A sa mort, en 1867, le peintre Jean-Auguste-Dominique Ingres légua des milliers de carnets à sa ville natale, Montauban. Depuis 2005, le musée Ingres se livre à une expérience originale : laisser carte blanche à un écrivain pour choisir parmi les 4 500 dessins une sorte d’itinéraire. L’invité cette année est Jérôme Prieur, écrivain et cinéaste, toujours prêt à se laisser subjuguer par les images fixes ou animées, qui nous propose un bel ouvrage sur le travail du peintre et la création artistique.

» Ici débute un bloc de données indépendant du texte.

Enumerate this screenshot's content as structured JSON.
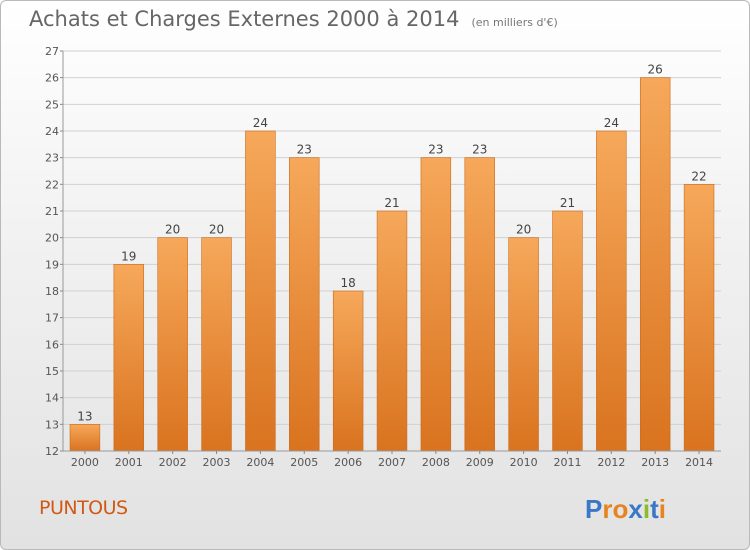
{
  "header": {
    "title": "Achats et Charges Externes 2000 à 2014",
    "unit": "(en milliers d'€)"
  },
  "footer": {
    "commune": "PUNTOUS",
    "logo_text": "Proxiti"
  },
  "colors": {
    "bar_top": "#f6a85a",
    "bar_bottom": "#d9731f",
    "text": "#555555",
    "commune": "#d05a14",
    "logo_letters": [
      "#3a78c7",
      "#e7841f",
      "#e7841f",
      "#3a78c7",
      "#8cbc2a",
      "#3a78c7",
      "#e7841f"
    ]
  },
  "chart_data": {
    "type": "bar",
    "title": "Achats et Charges Externes 2000 à 2014",
    "subtitle": "(en milliers d'€)",
    "xlabel": "",
    "ylabel": "",
    "categories": [
      "2000",
      "2001",
      "2002",
      "2003",
      "2004",
      "2005",
      "2006",
      "2007",
      "2008",
      "2009",
      "2010",
      "2011",
      "2012",
      "2013",
      "2014"
    ],
    "values": [
      13,
      19,
      20,
      20,
      24,
      23,
      18,
      21,
      23,
      23,
      20,
      21,
      24,
      26,
      22
    ],
    "ylim": [
      12,
      27
    ],
    "yticks": [
      12,
      13,
      14,
      15,
      16,
      17,
      18,
      19,
      20,
      21,
      22,
      23,
      24,
      25,
      26,
      27
    ],
    "grid": true,
    "data_labels": true
  }
}
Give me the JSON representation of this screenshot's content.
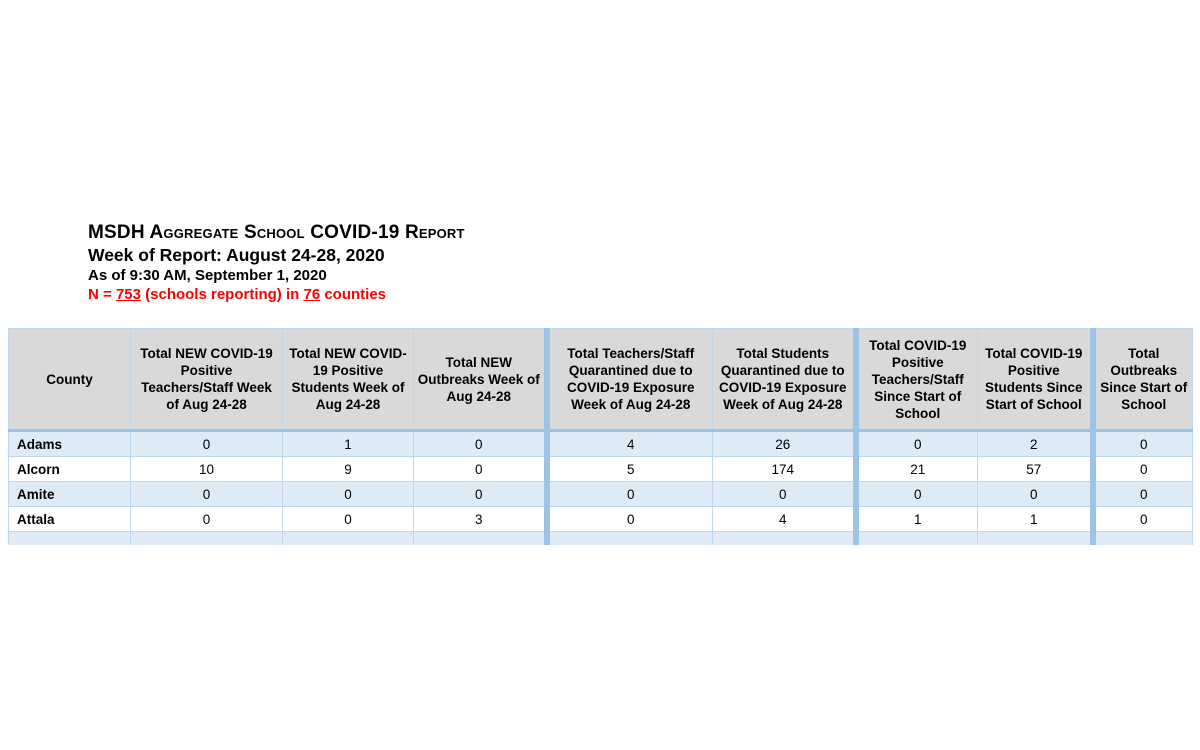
{
  "header": {
    "title": "MSDH Aggregate School COVID-19 Report",
    "week_line": "Week of Report: August 24-28, 2020",
    "as_of_line": "As of 9:30 AM, September 1, 2020",
    "n_line": {
      "prefix": "N = ",
      "schools_count": "753",
      "middle": " (schools reporting) in ",
      "county_count": "76",
      "suffix": " counties"
    }
  },
  "table": {
    "columns": [
      "County",
      "Total NEW COVID-19 Positive Teachers/Staff Week of Aug 24-28",
      "Total NEW COVID-19 Positive Students Week of Aug 24-28",
      "Total NEW Outbreaks Week of Aug 24-28",
      "Total Teachers/Staff Quarantined due to COVID-19 Exposure Week of Aug 24-28",
      "Total Students Quarantined due to COVID-19 Exposure Week of Aug 24-28",
      "Total COVID-19 Positive Teachers/Staff Since Start of School",
      "Total COVID-19 Positive Students Since Start of School",
      "Total Outbreaks Since Start of School"
    ],
    "rows": [
      {
        "county": "Adams",
        "values": [
          0,
          1,
          0,
          4,
          26,
          0,
          2,
          0
        ]
      },
      {
        "county": "Alcorn",
        "values": [
          10,
          9,
          0,
          5,
          174,
          21,
          57,
          0
        ]
      },
      {
        "county": "Amite",
        "values": [
          0,
          0,
          0,
          0,
          0,
          0,
          0,
          0
        ]
      },
      {
        "county": "Attala",
        "values": [
          0,
          0,
          3,
          0,
          4,
          1,
          1,
          0
        ]
      }
    ]
  },
  "colors": {
    "header_bg": "#D9D9D9",
    "band_row_bg": "#DEEBF7",
    "thin_border": "#BDD7EE",
    "thick_border": "#9DC3E6",
    "highlight_red": "#FF0000"
  }
}
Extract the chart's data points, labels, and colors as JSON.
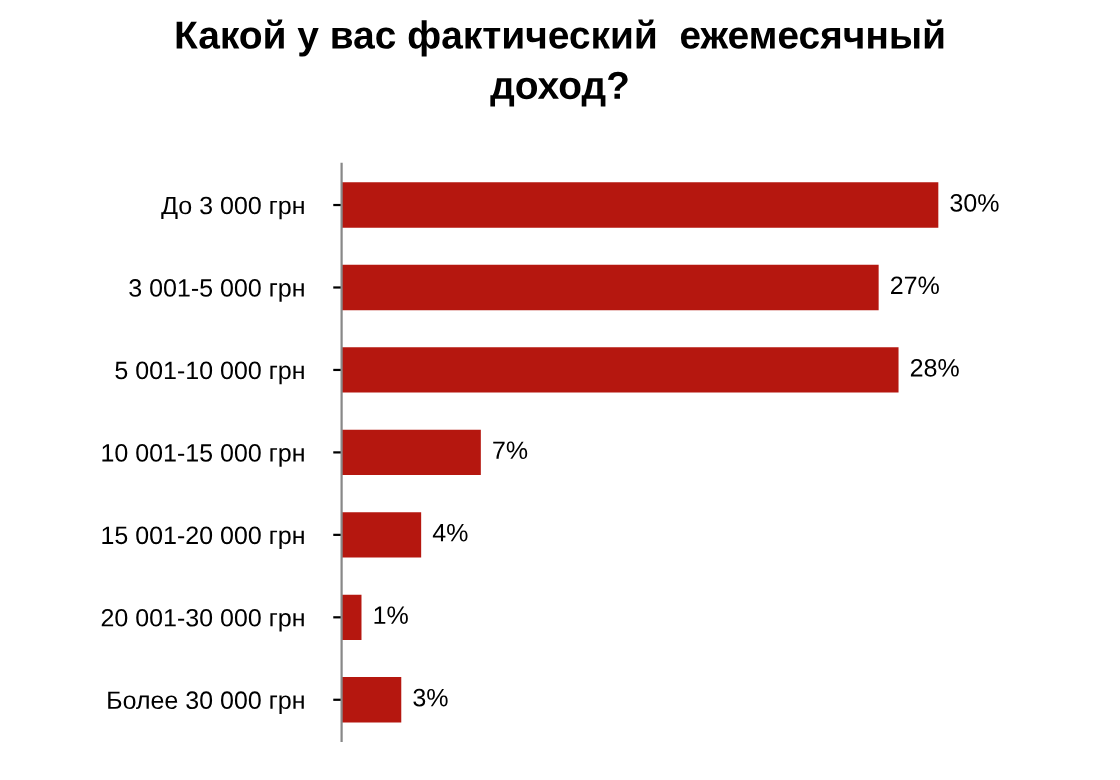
{
  "chart_data": {
    "type": "bar",
    "orientation": "horizontal",
    "title": "Какой у вас фактический  ежемесячный\nдоход?",
    "categories": [
      "До 3 000 грн",
      "3 001-5 000 грн",
      "5 001-10 000 грн",
      "10 001-15 000 грн",
      "15 001-20 000 грн",
      "20 001-30 000 грн",
      "Более 30 000 грн"
    ],
    "values": [
      30,
      27,
      28,
      7,
      4,
      1,
      3
    ],
    "value_labels": [
      "30%",
      "27%",
      "28%",
      "7%",
      "4%",
      "1%",
      "3%"
    ],
    "color": "#b5170f",
    "grid": false,
    "legend": false
  }
}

Le livre est une sorte d'intrusion dans l'intimité du maître. On y découvre des moments de liberté méconnus, comme le drôle de Baiser à l'ail ; des détails sur sa personnalité et son travail - «Ingres se fait supplier, il ne répond pas aux lettres, il faut patienter des années, avant qu'un jour, il consente.» Le journaliste Henry Lapauze, qui a beaucoup travaillé sur Ingres, prétendra même qu'il se consacrait aux portraits «malgré l'horreur instinctive qu'il en avait». Les nombreux dessins préparatoires et les années qui pouvaient s'écouler entre ces premières esquisses et la peinture finale donnent la mesure de ces réticences.

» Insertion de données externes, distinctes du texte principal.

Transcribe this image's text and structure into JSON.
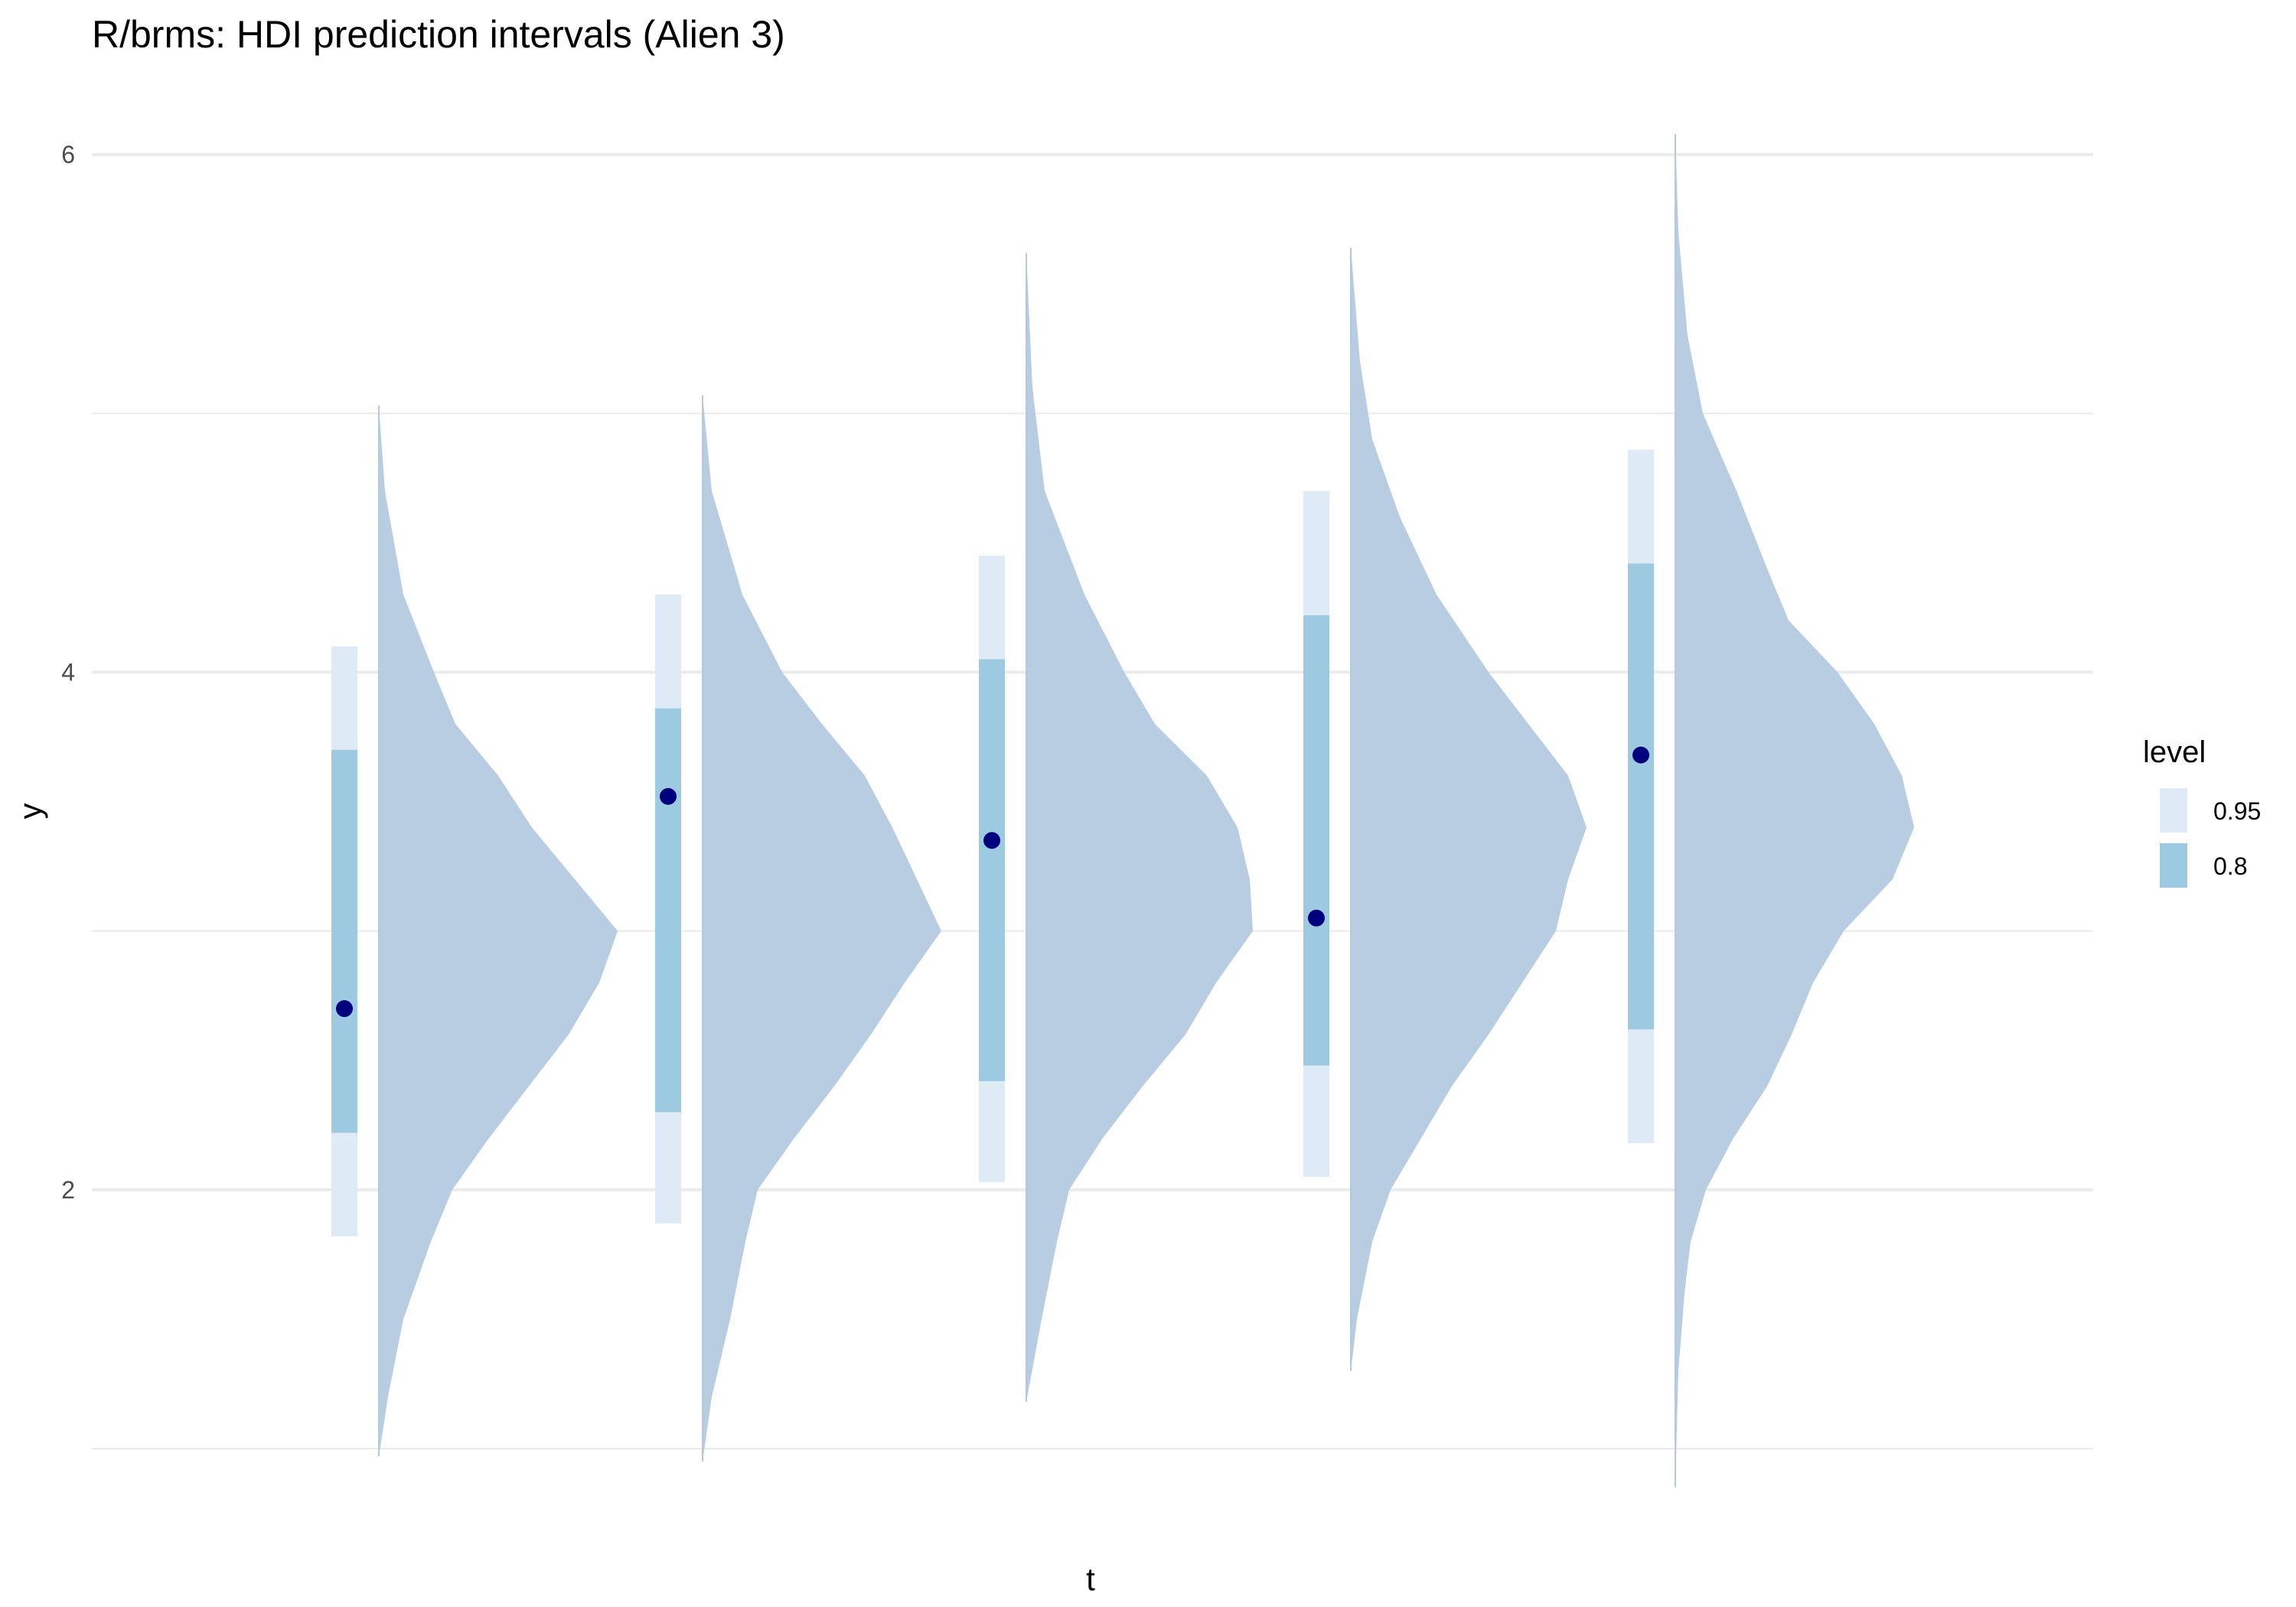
{
  "chart_data": {
    "type": "halfeye",
    "title": "R/brms: HDI prediction intervals (Alien 3)",
    "xlabel": "t",
    "ylabel": "y",
    "y_ticks": [
      2,
      4,
      6
    ],
    "ylim": [
      1.0,
      6.0
    ],
    "grid": true,
    "legend": {
      "title": "level",
      "position": "right",
      "entries": [
        {
          "label": "0.95",
          "color": "#deebf7"
        },
        {
          "label": "0.8",
          "color": "#9ecae1"
        }
      ]
    },
    "colors": {
      "density": "#b4c9e0",
      "point": "#00007f",
      "grid": "#ebebeb"
    },
    "series": [
      {
        "point": 2.7,
        "hdi_95": [
          1.82,
          4.1
        ],
        "hdi_80": [
          2.22,
          3.7
        ],
        "density_range": [
          0.97,
          5.03
        ],
        "density": [
          [
            0.97,
            0.0
          ],
          [
            1.2,
            0.03
          ],
          [
            1.5,
            0.08
          ],
          [
            1.8,
            0.17
          ],
          [
            2.0,
            0.24
          ],
          [
            2.2,
            0.36
          ],
          [
            2.4,
            0.49
          ],
          [
            2.6,
            0.62
          ],
          [
            2.8,
            0.72
          ],
          [
            3.0,
            0.78
          ],
          [
            3.2,
            0.64
          ],
          [
            3.4,
            0.5
          ],
          [
            3.6,
            0.39
          ],
          [
            3.8,
            0.25
          ],
          [
            4.0,
            0.18
          ],
          [
            4.3,
            0.08
          ],
          [
            4.7,
            0.02
          ],
          [
            5.03,
            0.0
          ]
        ]
      },
      {
        "point": 3.52,
        "hdi_95": [
          1.87,
          4.3
        ],
        "hdi_80": [
          2.3,
          3.86
        ],
        "density_range": [
          0.95,
          5.07
        ],
        "density": [
          [
            0.95,
            0.0
          ],
          [
            1.2,
            0.03
          ],
          [
            1.5,
            0.09
          ],
          [
            1.8,
            0.14
          ],
          [
            2.0,
            0.18
          ],
          [
            2.2,
            0.3
          ],
          [
            2.4,
            0.43
          ],
          [
            2.6,
            0.55
          ],
          [
            2.8,
            0.66
          ],
          [
            3.0,
            0.78
          ],
          [
            3.2,
            0.7
          ],
          [
            3.4,
            0.62
          ],
          [
            3.6,
            0.53
          ],
          [
            3.8,
            0.39
          ],
          [
            4.0,
            0.26
          ],
          [
            4.3,
            0.13
          ],
          [
            4.7,
            0.03
          ],
          [
            5.07,
            0.0
          ]
        ]
      },
      {
        "point": 3.35,
        "hdi_95": [
          2.03,
          4.45
        ],
        "hdi_80": [
          2.42,
          4.05
        ],
        "density_range": [
          1.18,
          5.62
        ],
        "density": [
          [
            1.18,
            0.0
          ],
          [
            1.5,
            0.05
          ],
          [
            1.8,
            0.1
          ],
          [
            2.0,
            0.14
          ],
          [
            2.2,
            0.25
          ],
          [
            2.4,
            0.38
          ],
          [
            2.6,
            0.52
          ],
          [
            2.8,
            0.62
          ],
          [
            3.0,
            0.74
          ],
          [
            3.2,
            0.73
          ],
          [
            3.4,
            0.69
          ],
          [
            3.6,
            0.59
          ],
          [
            3.8,
            0.42
          ],
          [
            4.0,
            0.32
          ],
          [
            4.3,
            0.19
          ],
          [
            4.7,
            0.06
          ],
          [
            5.1,
            0.02
          ],
          [
            5.62,
            0.0
          ]
        ]
      },
      {
        "point": 3.05,
        "hdi_95": [
          2.05,
          4.7
        ],
        "hdi_80": [
          2.48,
          4.22
        ],
        "density_range": [
          1.3,
          5.64
        ],
        "density": [
          [
            1.3,
            0.0
          ],
          [
            1.5,
            0.02
          ],
          [
            1.8,
            0.07
          ],
          [
            2.0,
            0.13
          ],
          [
            2.2,
            0.23
          ],
          [
            2.4,
            0.33
          ],
          [
            2.6,
            0.45
          ],
          [
            2.8,
            0.56
          ],
          [
            3.0,
            0.67
          ],
          [
            3.2,
            0.71
          ],
          [
            3.4,
            0.77
          ],
          [
            3.6,
            0.71
          ],
          [
            3.8,
            0.58
          ],
          [
            4.0,
            0.45
          ],
          [
            4.3,
            0.28
          ],
          [
            4.6,
            0.16
          ],
          [
            4.9,
            0.07
          ],
          [
            5.2,
            0.03
          ],
          [
            5.64,
            0.0
          ]
        ]
      },
      {
        "point": 3.68,
        "hdi_95": [
          2.18,
          4.86
        ],
        "hdi_80": [
          2.62,
          4.42
        ],
        "density_range": [
          0.85,
          6.08
        ],
        "density": [
          [
            0.85,
            0.0
          ],
          [
            1.3,
            0.01
          ],
          [
            1.6,
            0.03
          ],
          [
            1.8,
            0.05
          ],
          [
            2.0,
            0.1
          ],
          [
            2.2,
            0.19
          ],
          [
            2.4,
            0.3
          ],
          [
            2.6,
            0.38
          ],
          [
            2.8,
            0.45
          ],
          [
            3.0,
            0.55
          ],
          [
            3.2,
            0.71
          ],
          [
            3.4,
            0.78
          ],
          [
            3.6,
            0.74
          ],
          [
            3.8,
            0.65
          ],
          [
            4.0,
            0.53
          ],
          [
            4.2,
            0.37
          ],
          [
            4.4,
            0.3
          ],
          [
            4.7,
            0.2
          ],
          [
            5.0,
            0.09
          ],
          [
            5.3,
            0.04
          ],
          [
            5.7,
            0.01
          ],
          [
            6.08,
            0.0
          ]
        ]
      }
    ]
  }
}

Prieur accompagne les très belles reproductions d’une enquête littéraire sur le peintre, en s’appuyant sur le travail des biographes d’Ingres mais aussi des écrits de Balzac, Proust, Gautier, les frères Goncourt ou Baudelaire.
Et comme l’auteur aime à regarder au-delà des images, les jeux de miroirs d’Ingres ne pouvaient lui échapper.